Glycerol ranks as one of the safest chemicals found in industrial or hospital settings. Standard toxicology reports cite no recordable carcinogenicity, mutagenicity, or reproductive harm. Still, every formulation scientist knows that improper handling, such as large accidental ingestion or injection beyond clinical limits, can tip the scales toward osmotic diuresis or hemolysis. Safety Data Sheets highlight that the 85% solution presents minimal irritation upon skin or eye contact and essentially no detectible volatility under normal temperatures. Transport containers, whether drums or carboys, require sealed closures to avoid water absorption and contamination. For medical staff and technicians, hand gloves and eye protection deliver enough defense against rare spillage; there’s no long list of harmful vapor or fine solid handling requirements. Emergency response to a spill means mopping up the viscous fluid with damp, absorbent pads and rinsing with water—no reactive cleanup steps, hazmat suits, or negative-pressure isolation needed. Every user, from pharmacists to logistics handlers, expects origin traceability, batch analytics, and expiration documentation to guarantee only safe material enters supply and patient use chains.

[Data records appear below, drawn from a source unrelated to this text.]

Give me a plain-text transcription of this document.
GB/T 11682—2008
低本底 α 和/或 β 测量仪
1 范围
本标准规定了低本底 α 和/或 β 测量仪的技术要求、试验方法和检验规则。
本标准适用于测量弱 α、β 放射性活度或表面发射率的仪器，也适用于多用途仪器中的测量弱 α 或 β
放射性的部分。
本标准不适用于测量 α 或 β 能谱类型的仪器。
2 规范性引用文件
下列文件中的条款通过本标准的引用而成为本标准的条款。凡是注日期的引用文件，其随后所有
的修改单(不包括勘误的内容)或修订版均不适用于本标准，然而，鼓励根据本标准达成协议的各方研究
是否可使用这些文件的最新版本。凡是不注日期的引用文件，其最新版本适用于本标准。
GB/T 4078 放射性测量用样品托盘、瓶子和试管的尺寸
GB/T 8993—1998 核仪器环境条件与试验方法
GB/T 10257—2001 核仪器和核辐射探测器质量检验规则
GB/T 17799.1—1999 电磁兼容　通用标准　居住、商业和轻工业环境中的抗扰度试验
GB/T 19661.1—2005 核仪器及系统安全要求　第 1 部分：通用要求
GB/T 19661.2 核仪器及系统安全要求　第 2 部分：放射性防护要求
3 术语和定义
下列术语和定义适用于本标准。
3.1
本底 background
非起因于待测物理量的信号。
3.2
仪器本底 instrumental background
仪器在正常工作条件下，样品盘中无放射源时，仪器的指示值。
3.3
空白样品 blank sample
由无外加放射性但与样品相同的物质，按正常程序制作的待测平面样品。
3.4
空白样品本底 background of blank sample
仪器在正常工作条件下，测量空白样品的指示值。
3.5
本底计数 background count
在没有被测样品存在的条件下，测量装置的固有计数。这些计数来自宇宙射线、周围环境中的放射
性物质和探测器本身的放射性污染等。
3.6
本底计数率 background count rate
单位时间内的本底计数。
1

Role as Raw Material in Pharma Manufacturing

You find 85% injectable glycerol taking up space on the shelves of formulation labs and fill-finish plants, ready for synthesis, stabilization, or direct compounding. Well-trained pharmacists and production engineers view it as not just an additive, but an essential excipient for parenteral nutrition, as an osmotic diuretic for acute kidney treatments, and as a bulk vehicle for organ preservation solutions. Beyond hospital injection rooms, researchers experiment with how its molecular geometry protects enzymes, maintains isotonicity, and softens harsh drug compounds. Regarding solution preparation, the ingrained viscosity shapes both manual handling and machine mixing, so automated systems calibrate rigorously for every batch change, avoiding under-diluting or overdosing. Excess or improper use requires rapid correction; unlike many chemicals, 85% glycerol doesn’t just fade away—it affects product density and solute compatibility.

Industry Experience and Watchpoints

For anyone working in pharmaceutical production or sterile compounding, 85% Glycerol’s reliability builds a sense of security. Knowing it will not suddenly introduce unwanted color changes, sedimentation, or pH drift lets batch operators sleep easier. Every step from container selection, transfer into mixing tanks, and in-line sterile filtration draws on the lived experience of technical staff: minimize exposure to air, keep drums closed, track lot numbers, and never substitute with food-grade or technical grades in patient-facing applications. International recalls and contamination scandals have historically traced back to errors with glycerol sourcing and mislabeling, pushing strict supplier audits and end-to-end traceability. The bottom line is that every hospital, clinical trial, or drug manufacturer leans on trusted, well-characterized pharmaceutical-grade glycerol to avoid treating quality as an afterthought.